Учитывая все в скором времени развернувшиеся трагические события, конечно, трудно считать идею Штукина однозначно хорошей, но что-то оригинальное в ней и впрямь было… А придумал Валера — ни много ни мало — взять и «предложиться» Гамернику. Сказать ему — мол, так и так, дядя, — ты Юнгерова ненавидишь, со свету его сжить хочешь, а я у Юнкерса служу, а потому могу быть тебе чудовищно полезен, если ты мне объяснишь, почему мне выгодно быть тебе полезным… И ход-подход к Гамернику Штукин увидел нестандартный, необычный, такой, на который вполне мог бы повестись этот прожженный и насквозь циничный человек… Ход был настолько, с точки зрения Валеры, красивым, что он еле удержался у офиса Гамерника от того, чтобы не сделать его немедленно… А ведь, пожалуй, и сделал бы — одно только его остановило: понимал Штукин, что шанс на неудачу все же есть, и если все пойдет не так, как ему хотелось бы, то… То Юнгеров обо всем этом узнает очень быстро и уже точно не простит такой самодеятельности. И даже не только не простит — а спишет в «отряд дебилоидов» — так он называл людей очень амбициозных и не очень умных, то есть совсем неинтересных… А вот если Юнгеров сам даст санкцию на такую игру — тогда совсем другое дело… Дело оставалось за малым — всего-навсего убедить Юнкерса… И даже не убедить, а заразить этой идеей Александра Сергеевича.
Наутро Штукин первым делом позвонил Денису:
— Здорово, это Валера.
— И ты не хворай!
— Денис, я вот с каким вопросом: ты не знаешь, Александр Сергеевич сегодня будет у себя в имении или?..
— Стесняюсь спросить, Валера, а в чем причина такого любопытства?
Валера постарался как можно более естественно рассмеяться:
— В тот раз, когда они с Ермиловым меня драли и воспитывали, Александр Сергеевич задал мне один интересовавший его личный вопрос. Тогда я не знал ответа, а вчера постарался — и узнал. Вот мне и надо его озвучить. Если бы это не было связано именно с личными моментами, я бы просто напечатал короткую справочку на листе бумаги и отдал бы тебе для последующей передачи шефу, но… Тут именно что личный момент, и скорее его, чем мой…
Волков спокойно все это выслушал и так же спокойно ответил:
— Насколько я знаю, он и не выезжал никуда со вчерашнего дня и до завтра вроде как выезжать не собирался. Сам я там нарисуюсь часам к двум. Подтягивайся…

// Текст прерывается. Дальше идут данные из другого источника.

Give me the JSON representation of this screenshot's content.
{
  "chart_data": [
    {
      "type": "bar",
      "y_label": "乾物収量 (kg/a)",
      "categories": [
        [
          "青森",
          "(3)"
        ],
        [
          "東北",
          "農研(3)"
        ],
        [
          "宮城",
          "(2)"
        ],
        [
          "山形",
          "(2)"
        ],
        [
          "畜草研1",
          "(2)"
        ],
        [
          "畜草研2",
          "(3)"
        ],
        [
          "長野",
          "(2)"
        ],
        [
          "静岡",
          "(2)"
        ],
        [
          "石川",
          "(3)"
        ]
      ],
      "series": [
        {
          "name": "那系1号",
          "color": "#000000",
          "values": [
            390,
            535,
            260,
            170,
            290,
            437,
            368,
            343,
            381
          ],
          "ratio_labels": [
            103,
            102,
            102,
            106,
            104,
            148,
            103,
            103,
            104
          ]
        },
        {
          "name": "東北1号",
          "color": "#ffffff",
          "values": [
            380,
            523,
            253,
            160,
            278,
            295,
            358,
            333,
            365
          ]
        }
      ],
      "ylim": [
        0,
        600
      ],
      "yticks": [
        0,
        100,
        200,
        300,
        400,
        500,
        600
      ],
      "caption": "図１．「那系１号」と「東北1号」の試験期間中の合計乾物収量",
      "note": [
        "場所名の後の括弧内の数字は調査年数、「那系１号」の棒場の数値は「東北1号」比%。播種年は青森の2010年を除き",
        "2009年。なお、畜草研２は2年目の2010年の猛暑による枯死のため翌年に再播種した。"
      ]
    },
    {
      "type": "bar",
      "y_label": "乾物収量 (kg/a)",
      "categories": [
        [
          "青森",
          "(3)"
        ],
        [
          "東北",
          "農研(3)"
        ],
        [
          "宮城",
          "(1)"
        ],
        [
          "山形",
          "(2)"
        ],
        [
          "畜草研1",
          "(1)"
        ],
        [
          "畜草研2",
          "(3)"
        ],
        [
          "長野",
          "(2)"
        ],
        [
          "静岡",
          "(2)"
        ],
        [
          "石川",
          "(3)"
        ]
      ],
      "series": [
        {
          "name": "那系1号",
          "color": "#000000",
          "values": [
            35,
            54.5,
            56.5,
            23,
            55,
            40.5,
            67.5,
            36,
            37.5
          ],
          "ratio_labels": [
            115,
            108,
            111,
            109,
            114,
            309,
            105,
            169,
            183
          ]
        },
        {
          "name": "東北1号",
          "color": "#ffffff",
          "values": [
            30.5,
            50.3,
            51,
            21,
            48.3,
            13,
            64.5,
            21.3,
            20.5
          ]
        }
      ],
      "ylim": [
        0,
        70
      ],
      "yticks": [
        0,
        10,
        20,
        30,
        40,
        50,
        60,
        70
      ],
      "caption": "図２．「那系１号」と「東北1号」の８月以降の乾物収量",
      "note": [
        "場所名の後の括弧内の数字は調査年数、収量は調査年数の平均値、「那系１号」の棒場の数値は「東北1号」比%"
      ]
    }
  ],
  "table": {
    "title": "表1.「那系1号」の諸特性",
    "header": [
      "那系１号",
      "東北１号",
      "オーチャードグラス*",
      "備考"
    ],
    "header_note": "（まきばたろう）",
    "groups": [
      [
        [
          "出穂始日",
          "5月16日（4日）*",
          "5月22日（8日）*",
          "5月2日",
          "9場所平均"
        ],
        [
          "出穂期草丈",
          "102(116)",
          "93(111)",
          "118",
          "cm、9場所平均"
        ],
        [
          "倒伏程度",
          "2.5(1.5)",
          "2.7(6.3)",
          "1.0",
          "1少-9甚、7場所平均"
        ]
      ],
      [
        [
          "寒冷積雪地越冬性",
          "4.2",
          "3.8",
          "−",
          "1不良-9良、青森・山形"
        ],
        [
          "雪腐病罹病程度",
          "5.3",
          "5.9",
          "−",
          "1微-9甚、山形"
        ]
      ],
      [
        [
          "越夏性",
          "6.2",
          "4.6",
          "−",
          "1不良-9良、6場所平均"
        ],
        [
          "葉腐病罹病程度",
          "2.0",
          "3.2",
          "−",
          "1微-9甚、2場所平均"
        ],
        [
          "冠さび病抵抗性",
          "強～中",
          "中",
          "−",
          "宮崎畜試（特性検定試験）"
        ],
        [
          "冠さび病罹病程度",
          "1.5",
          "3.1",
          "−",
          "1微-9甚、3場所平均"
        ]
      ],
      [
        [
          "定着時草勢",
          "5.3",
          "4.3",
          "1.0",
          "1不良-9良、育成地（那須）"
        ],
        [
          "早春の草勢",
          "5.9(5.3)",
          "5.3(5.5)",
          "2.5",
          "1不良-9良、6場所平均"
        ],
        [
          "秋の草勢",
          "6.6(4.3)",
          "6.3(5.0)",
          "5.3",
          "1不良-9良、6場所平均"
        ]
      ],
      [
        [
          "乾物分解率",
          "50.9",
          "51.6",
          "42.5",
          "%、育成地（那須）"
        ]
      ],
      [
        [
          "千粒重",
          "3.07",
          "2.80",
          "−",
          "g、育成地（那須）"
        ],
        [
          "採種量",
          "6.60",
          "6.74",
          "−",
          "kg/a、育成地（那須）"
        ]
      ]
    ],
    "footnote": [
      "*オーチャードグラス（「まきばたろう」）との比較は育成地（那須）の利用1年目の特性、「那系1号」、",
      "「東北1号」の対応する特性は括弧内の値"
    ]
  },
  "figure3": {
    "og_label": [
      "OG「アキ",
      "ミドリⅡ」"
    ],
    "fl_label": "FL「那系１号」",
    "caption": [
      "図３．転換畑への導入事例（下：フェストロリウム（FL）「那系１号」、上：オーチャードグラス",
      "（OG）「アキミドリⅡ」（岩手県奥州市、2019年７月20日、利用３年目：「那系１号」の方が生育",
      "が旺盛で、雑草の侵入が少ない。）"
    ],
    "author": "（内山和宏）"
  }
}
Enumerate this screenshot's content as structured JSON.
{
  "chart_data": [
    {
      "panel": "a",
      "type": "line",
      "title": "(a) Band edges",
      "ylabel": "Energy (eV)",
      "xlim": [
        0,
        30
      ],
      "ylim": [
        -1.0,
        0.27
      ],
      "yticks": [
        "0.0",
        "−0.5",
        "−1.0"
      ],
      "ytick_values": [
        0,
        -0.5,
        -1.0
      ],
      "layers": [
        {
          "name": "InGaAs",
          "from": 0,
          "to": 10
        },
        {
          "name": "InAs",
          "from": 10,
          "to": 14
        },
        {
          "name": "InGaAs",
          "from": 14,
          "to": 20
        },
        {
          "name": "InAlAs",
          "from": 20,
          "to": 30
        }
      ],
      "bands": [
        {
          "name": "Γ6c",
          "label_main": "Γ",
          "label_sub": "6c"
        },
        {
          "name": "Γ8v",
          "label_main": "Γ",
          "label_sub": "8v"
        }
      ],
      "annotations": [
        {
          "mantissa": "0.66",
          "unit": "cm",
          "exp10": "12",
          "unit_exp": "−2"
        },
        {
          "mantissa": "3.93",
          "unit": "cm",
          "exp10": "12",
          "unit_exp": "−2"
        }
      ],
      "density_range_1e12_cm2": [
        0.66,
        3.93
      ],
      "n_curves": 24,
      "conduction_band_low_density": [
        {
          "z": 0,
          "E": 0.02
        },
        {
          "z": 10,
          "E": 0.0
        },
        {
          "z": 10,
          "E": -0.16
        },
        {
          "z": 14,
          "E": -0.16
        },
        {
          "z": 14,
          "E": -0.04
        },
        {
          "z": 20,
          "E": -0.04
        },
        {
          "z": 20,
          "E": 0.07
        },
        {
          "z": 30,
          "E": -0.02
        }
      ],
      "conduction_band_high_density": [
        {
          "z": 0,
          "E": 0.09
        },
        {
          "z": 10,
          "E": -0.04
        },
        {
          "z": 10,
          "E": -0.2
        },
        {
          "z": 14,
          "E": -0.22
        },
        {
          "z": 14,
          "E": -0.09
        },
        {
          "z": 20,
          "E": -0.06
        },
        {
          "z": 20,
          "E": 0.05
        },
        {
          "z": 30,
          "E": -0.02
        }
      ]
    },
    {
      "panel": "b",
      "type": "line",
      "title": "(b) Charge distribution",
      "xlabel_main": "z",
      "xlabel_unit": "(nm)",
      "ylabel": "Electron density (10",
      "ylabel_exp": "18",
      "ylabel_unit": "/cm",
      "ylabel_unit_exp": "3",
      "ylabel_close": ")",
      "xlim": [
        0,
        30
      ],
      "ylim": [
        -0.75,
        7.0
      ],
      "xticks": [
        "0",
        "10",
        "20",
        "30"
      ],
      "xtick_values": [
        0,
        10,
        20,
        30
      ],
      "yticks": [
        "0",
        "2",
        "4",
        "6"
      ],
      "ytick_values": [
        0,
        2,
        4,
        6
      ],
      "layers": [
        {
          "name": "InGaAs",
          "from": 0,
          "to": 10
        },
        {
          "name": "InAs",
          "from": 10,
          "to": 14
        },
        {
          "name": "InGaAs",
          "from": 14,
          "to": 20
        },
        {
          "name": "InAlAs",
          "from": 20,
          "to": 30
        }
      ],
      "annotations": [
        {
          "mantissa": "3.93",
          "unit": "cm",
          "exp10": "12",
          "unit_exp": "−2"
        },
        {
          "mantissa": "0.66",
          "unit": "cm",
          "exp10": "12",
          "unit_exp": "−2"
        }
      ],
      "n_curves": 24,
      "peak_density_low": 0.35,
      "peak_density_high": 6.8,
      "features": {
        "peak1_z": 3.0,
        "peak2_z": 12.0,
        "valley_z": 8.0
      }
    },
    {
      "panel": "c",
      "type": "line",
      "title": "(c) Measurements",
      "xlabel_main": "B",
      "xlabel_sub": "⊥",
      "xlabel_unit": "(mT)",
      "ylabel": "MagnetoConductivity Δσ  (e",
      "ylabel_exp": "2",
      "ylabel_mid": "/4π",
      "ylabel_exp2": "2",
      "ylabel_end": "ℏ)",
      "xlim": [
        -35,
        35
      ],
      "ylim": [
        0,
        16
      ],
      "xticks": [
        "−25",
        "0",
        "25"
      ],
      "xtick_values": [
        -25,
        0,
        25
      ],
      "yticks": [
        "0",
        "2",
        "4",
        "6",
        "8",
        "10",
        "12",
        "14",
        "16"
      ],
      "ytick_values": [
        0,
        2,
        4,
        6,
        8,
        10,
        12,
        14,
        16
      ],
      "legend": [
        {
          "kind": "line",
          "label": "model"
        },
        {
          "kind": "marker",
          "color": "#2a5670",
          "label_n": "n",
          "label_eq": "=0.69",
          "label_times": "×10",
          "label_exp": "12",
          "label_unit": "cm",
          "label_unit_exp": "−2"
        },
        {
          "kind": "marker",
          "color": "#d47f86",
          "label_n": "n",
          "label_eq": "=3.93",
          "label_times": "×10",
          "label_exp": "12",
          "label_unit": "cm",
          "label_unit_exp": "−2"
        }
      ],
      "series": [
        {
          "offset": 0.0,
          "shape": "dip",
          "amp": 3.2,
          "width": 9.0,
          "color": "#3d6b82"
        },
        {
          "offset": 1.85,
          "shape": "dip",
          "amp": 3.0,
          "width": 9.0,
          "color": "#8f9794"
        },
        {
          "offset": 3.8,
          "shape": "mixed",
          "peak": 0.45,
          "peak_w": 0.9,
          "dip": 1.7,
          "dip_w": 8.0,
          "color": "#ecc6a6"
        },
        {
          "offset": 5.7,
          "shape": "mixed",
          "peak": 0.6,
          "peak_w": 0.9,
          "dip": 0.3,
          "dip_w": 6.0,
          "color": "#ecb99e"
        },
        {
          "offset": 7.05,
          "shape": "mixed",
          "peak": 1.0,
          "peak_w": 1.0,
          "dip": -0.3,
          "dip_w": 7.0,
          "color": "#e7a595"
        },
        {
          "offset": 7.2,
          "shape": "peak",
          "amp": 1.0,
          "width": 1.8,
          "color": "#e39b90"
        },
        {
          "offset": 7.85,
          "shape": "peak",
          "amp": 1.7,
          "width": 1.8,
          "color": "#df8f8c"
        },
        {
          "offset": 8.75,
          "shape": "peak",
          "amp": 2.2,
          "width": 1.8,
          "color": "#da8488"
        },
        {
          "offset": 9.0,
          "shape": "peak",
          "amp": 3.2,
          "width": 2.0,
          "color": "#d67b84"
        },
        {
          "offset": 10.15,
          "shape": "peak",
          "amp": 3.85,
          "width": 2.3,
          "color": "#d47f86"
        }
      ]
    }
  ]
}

Положив трубку, Штукин покачал головой и в который уже раз за недолгий, в общем-то, период знакомства с Денисом подумал о нем как о человеке удивительном. Волков и не подумал интересоваться: а что это за такой секретный личный вопрос, а зачем, а почему — таковые расспросы противоречили его природе. Более того, Штукин даже не сомневался, что Денису в голову бы не пришли мысли типа: «А, Валера чего-то такое узнал и норовит сам с шефом „вась-вась“, чтобы стать ему ближе, и чтобы меня оттеснить, и чтобы в перспективе мое место занять…» Волков не то что не был интриганом — он интриганов и интриганство ненавидел как явление — ненавидел настолько искренне и всей душой, что порой не задавал собеседнику даже самых естественных и уместных вопросов — лишь бы даже тень подозрения в склонности к этому самому интриганству на него не упала…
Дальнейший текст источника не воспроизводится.